Alex Martelli aleaxit at yahoo.com
Wed May 30 03:19:52 EDT 2001


"Robin Becker" <robin at jessikat.fsnet.co.uk> wrote in message
news:i2aJ6WAI3CF7Ew7I at jessikat.fsnet.co.uk...
    ...
> >And would that improve your quality of life noticeably when
> >compared to the I(1,2) notation for the same thing that you can
> >already use today...?
> ...
> the same argument applies exactly to rationals.

No it doesn't.  You're comparing (1,2)I versus I(1,2) -- ALL
that changes is the ordering of the SAME, IDENTICAL tokens.

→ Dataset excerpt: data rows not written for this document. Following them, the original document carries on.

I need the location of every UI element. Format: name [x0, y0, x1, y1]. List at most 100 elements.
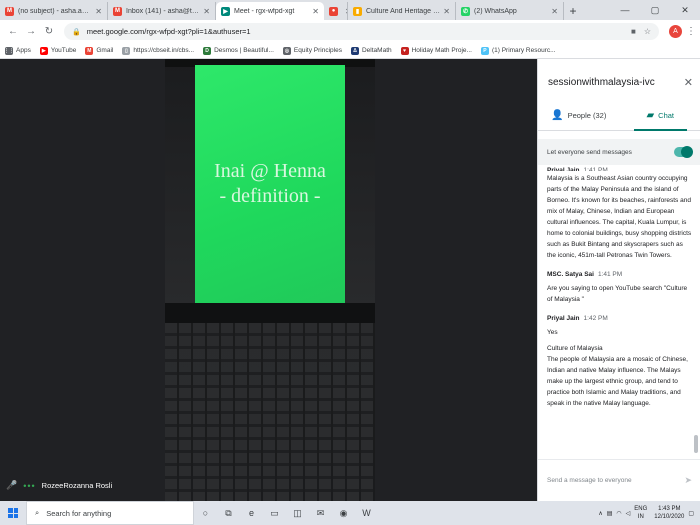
chat-icon: ▰ [646, 110, 655, 121]
bookmark-item[interactable]: ▯ https://cbseit.in/cbs... [122, 46, 195, 55]
browser-menu-icon[interactable]: ⋮ [686, 26, 696, 37]
bookmark-item[interactable]: P (1) Primary Resourc... [480, 46, 556, 55]
gmail-icon: M [5, 6, 14, 16]
send-messages-toggle[interactable] [674, 146, 693, 158]
taskbar-clock[interactable]: 1:43 PM 12/10/2020 [654, 505, 684, 521]
desmos-icon: D [203, 46, 212, 55]
clock-time: 1:43 PM [658, 506, 681, 512]
maximize-button[interactable]: ▢ [640, 0, 670, 20]
file-explorer-icon[interactable]: ▭ [263, 501, 286, 525]
taskbar-search-placeholder: Search for anything [46, 508, 112, 518]
tab-title: Culture And Heritage - Organisat [366, 7, 440, 15]
input-language[interactable]: ENG IN [634, 505, 647, 521]
laptop-bezel [165, 303, 375, 323]
tab-people[interactable]: 👤 People (32) [538, 101, 620, 130]
chat-messages: Priyal Jain 1:41 PM Malaysia is a Southeas… [538, 167, 700, 459]
close-window-button[interactable]: ✕ [670, 0, 700, 20]
bookmark-label: Apps [16, 47, 31, 54]
star-icon[interactable]: ☆ [644, 27, 651, 36]
volume-icon[interactable]: ◁ [626, 510, 631, 517]
word-icon[interactable]: W [355, 501, 378, 525]
browser-tab[interactable]: M (no subject) - asha.ashok03@gm✕ [0, 2, 108, 20]
bookmark-item[interactable]: ♥ Holiday Math Proje... [400, 46, 472, 55]
message-time: 1:42 PM [583, 315, 608, 322]
bookmark-item[interactable]: M Gmail [85, 46, 113, 55]
tab-chat[interactable]: ▰ Chat [620, 101, 700, 131]
tab-title: (no subject) - asha.ashok03@gm [18, 7, 92, 15]
message-sender: MSC. Satya Sai [547, 271, 594, 278]
shared-slide: Inai @ Henna - definition - [195, 65, 345, 303]
browser-tab[interactable]: ✆ (2) WhatsApp ✕ [456, 2, 564, 20]
start-button[interactable] [0, 501, 26, 525]
presenter-name: RozeeRozanna Rosli [41, 481, 113, 490]
camera-permission-icon[interactable]: ■ [631, 27, 636, 36]
back-arrow-icon[interactable]: ← [4, 23, 22, 41]
microphone-icon: 🎤 [6, 480, 18, 490]
bookmark-label: DeltaMath [361, 47, 392, 54]
browser-tab-strip: M(no subject) - asha.ashok03@gm✕MInbox (… [0, 0, 700, 20]
windows-logo-icon [8, 508, 18, 518]
chat-message: MSC. Satya Sai 1:41 PM Are you saying to o… [547, 271, 692, 305]
bookmark-item[interactable]: D Desmos | Beautiful... [203, 46, 274, 55]
minimize-button[interactable]: — [610, 0, 640, 20]
reload-icon[interactable]: ↻ [40, 23, 58, 41]
profile-avatar[interactable]: A [669, 25, 682, 38]
panel-header: sessionwithmalaysia-ivc ✕ [548, 76, 693, 89]
gmail-icon: M [85, 46, 94, 55]
message-header: Priyal Jain 1:42 PM [547, 315, 692, 322]
close-panel-icon[interactable]: ✕ [684, 76, 693, 89]
bookmark-item[interactable]: ⋮⋮ Apps [4, 46, 31, 55]
browser-toolbar: ← → ↻ 🔒 meet.google.com/rgx-wfpd-xgt?pli… [0, 20, 700, 43]
close-tab-icon[interactable]: ✕ [203, 7, 210, 16]
close-tab-icon[interactable]: ✕ [95, 7, 102, 16]
chrome-icon[interactable]: ◉ [332, 501, 355, 525]
bookmark-item[interactable]: Δ DeltaMath [350, 46, 392, 55]
send-icon[interactable]: ➤ [684, 475, 692, 486]
message-text: Malaysia is a Southeast Asian country oc… [547, 175, 692, 259]
system-tray: ∧ ▤ ◠ ◁ ENG IN 1:43 PM 12/10/2020 ▢ [598, 501, 700, 525]
gmail-icon: M [113, 6, 122, 16]
clock-date: 12/10/2020 [654, 514, 685, 520]
edge-icon[interactable]: e [240, 501, 263, 525]
wifi-icon[interactable]: ◠ [616, 510, 621, 517]
mail-icon[interactable]: ✉ [309, 501, 332, 525]
globe-icon: ◎ [282, 46, 291, 55]
chat-scrollbar[interactable] [694, 435, 698, 453]
tab-title: Meet - rgx-wfpd-xgt [234, 7, 295, 15]
address-bar[interactable]: 🔒 meet.google.com/rgx-wfpd-xgt?pli=1&aut… [64, 23, 659, 40]
bookmark-label: YouTube [50, 47, 77, 54]
close-tab-icon[interactable]: ✕ [443, 7, 450, 16]
taskbar-search[interactable]: ⌕ Search for anything [26, 501, 194, 525]
chat-message-input[interactable] [547, 477, 685, 484]
meeting-title: sessionwithmalaysia-ivc [548, 77, 655, 88]
lock-icon: 🔒 [72, 28, 81, 36]
network-icon[interactable]: ▤ [607, 510, 613, 517]
message-text: Are you saying to open YouTube search "C… [547, 285, 688, 303]
browser-tab[interactable]: ▮ Culture And Heritage - Organisat✕ [348, 2, 456, 20]
cortana-icon[interactable]: ○ [194, 501, 217, 525]
tray-chevron-icon[interactable]: ∧ [598, 510, 602, 517]
bookmark-item[interactable]: ▶ YouTube [39, 46, 77, 55]
tab-people-label: People (32) [567, 111, 607, 120]
close-tab-icon[interactable]: ✕ [551, 7, 558, 16]
notifications-icon[interactable]: ▢ [688, 510, 694, 517]
bookmark-item[interactable]: ◎ Equity Principles [282, 46, 342, 55]
new-tab-button[interactable]: + [564, 2, 582, 20]
forward-arrow-icon[interactable]: → [22, 23, 40, 41]
people-icon: 👤 [551, 110, 564, 121]
send-messages-label: Let everyone send messages [547, 148, 632, 156]
meet-icon: ▶ [221, 6, 230, 16]
close-tab-icon[interactable]: ✕ [312, 7, 319, 16]
meeting-side-panel: sessionwithmalaysia-ivc ✕ 👤 People (32) … [537, 59, 700, 501]
bookmark-label: https://cbseit.in/cbs... [133, 47, 195, 54]
message-sender: Priyal Jain [547, 167, 580, 171]
page-icon: ▯ [122, 46, 131, 55]
browser-tab[interactable]: ●✕ [324, 2, 348, 20]
message-time: 1:41 PM [583, 167, 608, 171]
browser-tab[interactable]: ▶ Meet - rgx-wfpd-xgt ✕ [216, 2, 324, 20]
tab-list: M(no subject) - asha.ashok03@gm✕MInbox (… [0, 0, 564, 20]
task-view-icon[interactable]: ⧉ [217, 501, 240, 525]
presenter-video: Inai @ Henna - definition - [165, 59, 375, 501]
store-icon[interactable]: ◫ [286, 501, 309, 525]
browser-tab[interactable]: M Inbox (141) - asha@theindiansch✕ [108, 2, 216, 20]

Having 7.35 MEAN 7.35 rather than 7.3499999999999996 is
an issue of another conceptual order of magnitude, except to
people who have already been "brainwashed" by experience.

Having to write, e.g., 7.35r to mean 7.35, while unadorned
7.35 means 7.3499999999999996, is perverse, impossible
to justify to newcomers except by such handwaving as "the
computer being unable to deal with it" (utter hogwash, of
course, and newbies aren't stupid -- they see through such
cover-ups), and reminiscent of "hazing" in fraternities as
far as the appeal to "tradition" goes.

I'm not sure 7.35 should BE a _rational_, rather than a
decimal (a la Cowlishaw) -- rational might be most useful
to ME, but then, I should be among those experienced enough
to see some decoration needs as quite acceptable.  To a
newcomer, decimal might be preferable.  I'm quite willing
to listen to pro's and con's of each possibility (not that it
would do anybody much good -- _Guido_ has better be the
one listening:-), and have not made up my mind (the ABC
experience does suggest that rationals-by-default has some
serious pitfalls, if I understand that correctly).  But to have
unadorned 7.35 mean 7.3499999999999996 forevermore,
*THAT* is what I've come to see as unconscionable (after
just a few attempts teaching to newbies...).